自宅は茅場町の雑居ビルの1室で、6歳年上の彼女が同居していた。
 
オフィスしか見当たらないこんな場所に、
 
人が住んでいたのかというのが、まず驚きであった。
 
そればかりではない。
 
彼がギターを弾いて見せようかというから、どうぞというと、
 
ストラトをアンプにつなぎ、
 
夜だというのに、ステレオのボリュームを最大にして
 
音楽に合わせてがんがん弾き始めた。
 
おいおい、ちょっとまてや。
 
なんちゅうやっちゃと思った。
 
こんな夜に、こんなデカイ音出して近所迷惑じゃなないのかときいたら、
 
全然大丈夫だという。
 
さすが茅場町。
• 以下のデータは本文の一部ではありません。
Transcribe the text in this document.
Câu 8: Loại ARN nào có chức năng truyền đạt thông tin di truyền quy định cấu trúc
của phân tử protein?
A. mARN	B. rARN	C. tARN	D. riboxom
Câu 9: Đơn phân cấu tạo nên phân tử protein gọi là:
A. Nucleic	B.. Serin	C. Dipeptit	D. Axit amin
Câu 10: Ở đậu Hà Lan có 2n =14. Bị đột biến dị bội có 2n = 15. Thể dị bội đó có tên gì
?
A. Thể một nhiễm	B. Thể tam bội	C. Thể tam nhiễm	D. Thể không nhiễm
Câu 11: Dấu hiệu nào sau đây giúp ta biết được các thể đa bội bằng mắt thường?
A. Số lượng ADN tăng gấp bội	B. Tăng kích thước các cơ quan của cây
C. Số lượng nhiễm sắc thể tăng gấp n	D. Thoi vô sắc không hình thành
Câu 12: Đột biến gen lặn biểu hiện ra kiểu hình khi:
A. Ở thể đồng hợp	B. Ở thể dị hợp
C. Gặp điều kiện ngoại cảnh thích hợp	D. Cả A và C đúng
恐るべし。
 
オフィス街というのは、夜は野中の一軒家とほぼ同じなんである。
 
まさしく目からウロコであった。
 
今でも、こんなことが可能かどうか知らないが。
 
そんな彼が、「これ、いいぞ」と言って、私に貸してくれたレコードが
 
この「Eyes Of Mind」だったのだ。
 
それを聴いていて、この「A Place in the Sun 」が心に引っかかったというワケ。
 
 
その後、
 
彼は数ヶ月で退職し、その後任に私が採用され正社員となった。
 
妙な因縁である。
 
退職した後の彼の足取りはわからない。
 
結局私も3年そこに勤めて、25歳で退職した。
 
その数年後、あの求人雑誌見ないなあと思ったら、
 
その会社もいつの間にか消えていた。
 
大学卒業後に初めて就職した会社の思い出は、完全に幻となってしまった。